From Tim Keller’s 9-11 Memorial Sermon:
One of the great themes of the Hebrew Scriptures is that God identifies with the suffering. There are all these great texts that say things like this: If you oppress the poor, you oppress to me. I am a husband to the widow. I am father to the fatherless. I think the texts are saying God binds up his heart so closely with suffering people that he interprets any move against them as a move against him. This is powerful stuff!
But Christianity says he goes even beyond that. Christians believe that in Jesus, God’s son, divinity became vulnerable to and involved in – suffering and death! He didn’t come as a general or emperor. He came as a carpenter. He was born in a manger, no room in the inn.
But it is on the Cross that we see the ultimate wonder. On the cross we sufferers finally see, to our shock that God now knows too what it is to lose a loved one in an unjust attack. And so you see what this means? John Stott puts it this way: “I could never myself believe in God if it were not for the Cross. In the real world of pain, how could one worship a God who was immune to it?”

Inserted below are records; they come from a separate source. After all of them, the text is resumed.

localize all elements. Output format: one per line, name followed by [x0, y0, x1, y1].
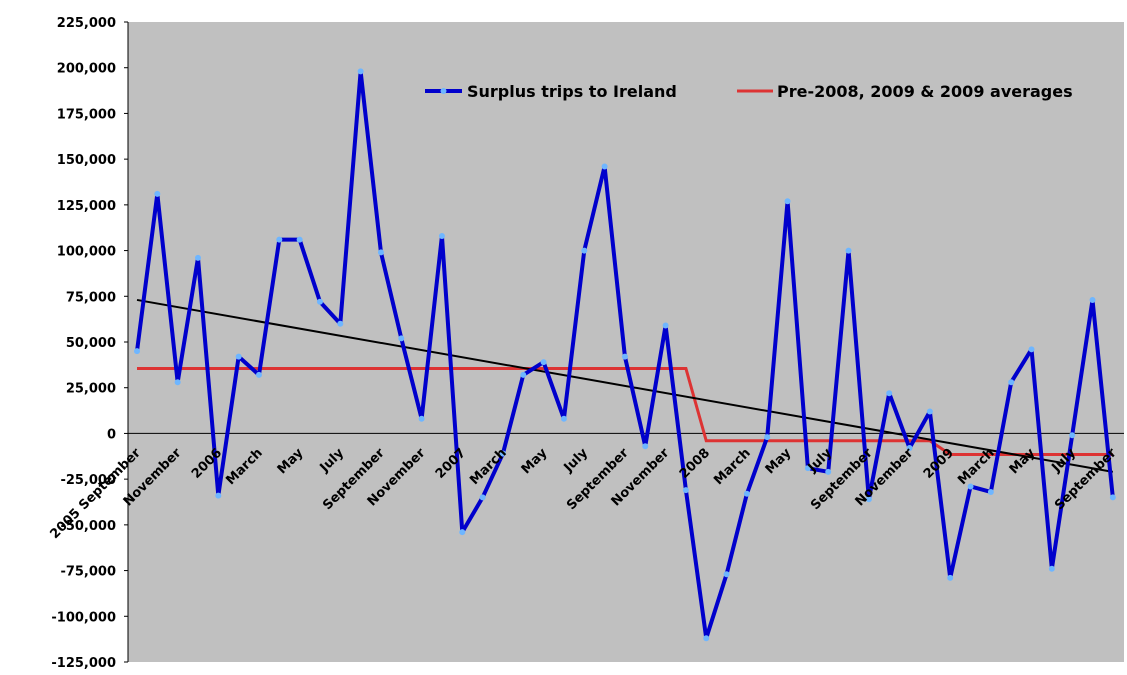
surplus-data-point — [642, 443, 649, 450]
surplus-data-point — [418, 415, 425, 422]
surplus-data-point — [296, 236, 303, 243]
surplus-data-point — [499, 450, 506, 457]
y-tick-label: 0 — [107, 427, 116, 442]
plot-area — [128, 22, 1124, 662]
y-tick-label: -125,000 — [51, 656, 116, 671]
surplus-data-point — [1069, 432, 1076, 439]
surplus-data-point — [581, 247, 588, 254]
surplus-data-point — [1089, 296, 1096, 303]
surplus-data-point — [1109, 494, 1116, 501]
surplus-data-point — [703, 635, 710, 642]
surplus-data-point — [682, 487, 689, 494]
trend-line — [136, 298, 1114, 473]
surplus-data-point — [601, 163, 608, 170]
y-tick-label: -75,000 — [60, 565, 116, 580]
y-tick-label: 50,000 — [66, 336, 116, 351]
legend: Surplus trips to Ireland Pre-2008, 2009 … — [425, 82, 1073, 101]
surplus-data-point — [1028, 346, 1035, 353]
surplus-data-point — [886, 390, 893, 397]
surplus-data-point — [479, 494, 486, 501]
surplus-data-point — [906, 445, 913, 452]
surplus-data-point — [357, 68, 364, 75]
surplus-data-point — [215, 492, 222, 499]
y-tick-label: 225,000 — [57, 16, 116, 31]
surplus-data-point — [459, 529, 466, 536]
surplus-data-point — [154, 190, 161, 197]
y-tick-label: -25,000 — [60, 473, 116, 488]
surplus-data-point — [947, 574, 954, 581]
surplus-data-point — [276, 236, 283, 243]
surplus-data-point — [784, 198, 791, 205]
surplus-data-point — [337, 320, 344, 327]
surplus-data-point — [194, 254, 201, 261]
surplus-data-point — [438, 232, 445, 239]
y-tick-label: 125,000 — [57, 199, 116, 214]
surplus-data-point — [865, 496, 872, 503]
surplus-data-point — [1008, 379, 1015, 386]
surplus-data-point — [255, 371, 262, 378]
y-tick-label: 100,000 — [57, 245, 116, 260]
y-tick-label: 200,000 — [57, 62, 116, 77]
surplus-data-point — [1048, 565, 1055, 572]
surplus-data-point — [560, 415, 567, 422]
legend-label-surplus: Surplus trips to Ireland — [467, 82, 677, 101]
surplus-data-point — [926, 408, 933, 415]
surplus-data-point — [316, 298, 323, 305]
surplus-data-point — [134, 348, 140, 355]
surplus-data-point — [987, 488, 994, 495]
y-tick-label: 25,000 — [66, 382, 116, 397]
surplus-data-point — [174, 379, 181, 386]
y-tick-label: -100,000 — [51, 610, 116, 625]
surplus-data-point — [377, 249, 384, 256]
surplus-data-point — [743, 490, 750, 497]
averages-line — [137, 367, 1113, 456]
surplus-data-point — [825, 468, 832, 475]
y-tick-label: 75,000 — [66, 290, 116, 305]
surplus-data-point — [845, 247, 852, 254]
surplus-data-point — [520, 371, 527, 378]
surplus-data-point — [804, 465, 811, 472]
y-axis: 225,000 200,000 175,000 150,000 125,000 100,0… — [51, 16, 129, 671]
surplus-data-point — [967, 483, 974, 490]
surplus-data-point — [540, 359, 547, 366]
surplus-data-point — [235, 353, 242, 360]
surplus-data-point — [723, 571, 730, 578]
legend-label-averages: Pre-2008, 2009 & 2009 averages — [777, 82, 1073, 101]
legend-marker-surplus — [440, 88, 447, 94]
surplus-data-point — [398, 335, 405, 342]
surplus-data-point — [764, 434, 771, 441]
y-tick-label: -50,000 — [60, 519, 116, 534]
y-tick-label: 175,000 — [57, 107, 116, 122]
y-tick-label: 150,000 — [57, 153, 116, 168]
surplus-data-point — [662, 322, 669, 329]
surplus-data-point — [621, 353, 628, 360]
series-layer — [134, 68, 1116, 642]
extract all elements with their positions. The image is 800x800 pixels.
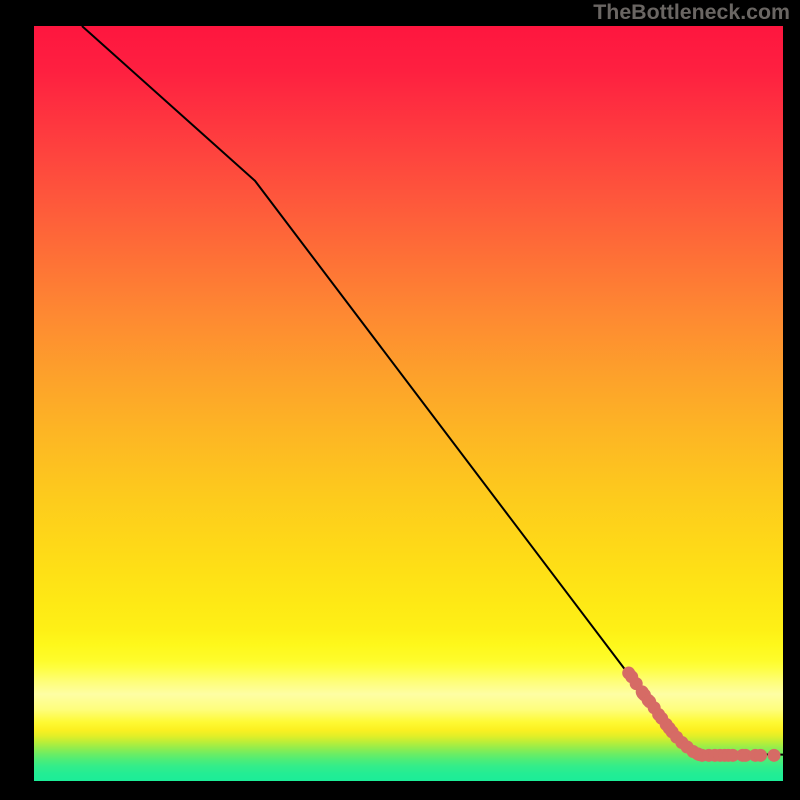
bottleneck-chart [34,26,783,781]
chart-frame: TheBottleneck.com [0,0,800,800]
scatter-point [754,749,767,762]
watermark-text: TheBottleneck.com [593,2,790,23]
gradient-background [34,26,783,781]
scatter-point [768,749,781,762]
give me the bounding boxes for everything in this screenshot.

Do you see what this means? Yes, we don’t know the reason God allows evil and suffering to continue, but we know what the reason isn’t, what it can’t be. It can’t be that he doesn’t love us! It can’t be that he doesn’t care. God so loved us and hates suffering that he was willing to come down and get involved in it. And therefore the Cross is an incredibly empowering hint. Ok, it’s only a hint, but if you grasp it, it can transform you. It can give you strength.
From John Piper’s 9/11 Sermon:
The way I want to strengthen your hope this morning is not by glossing over how utterly vulnerable we are in our earthly existence, or by deflecting your attention away from the Biblical truth that God’s judgments fall on believer and unbeliever alike – purifying in some cases and punishing in other cases, depending on whether we repent and make Christ our Treasure instead of the idols of this world. I want to stare those realities of vulnerability and judgment square in the face with you and give you real, solid, Biblical hope. Not just hopeful feelings based on naive notions of earthly stability or escape from painful, purifying, disciplinary judgments.
So then, what is this hope and what is the basis for it? I’ll give you my answer, and then show you where I got it from the Word of God.
· Our hope is that nothing can separate us from the love of God in Jesus Christ, not suffering and not even death.
And the two foundations for this hope are the death of Jesus and the sovereignty of God.
· Our Savior and King, Jesus Christ, died and rose again to bear our sins, become our curse, endure our condemnation, remove our guilt, and secure our everlasting joy in the presence of the all-satisfying God.
· And the sovereignty of God over all persons and events guarantees that what Jesus Christ bought for us by his own blood will infallibly become our inheritance.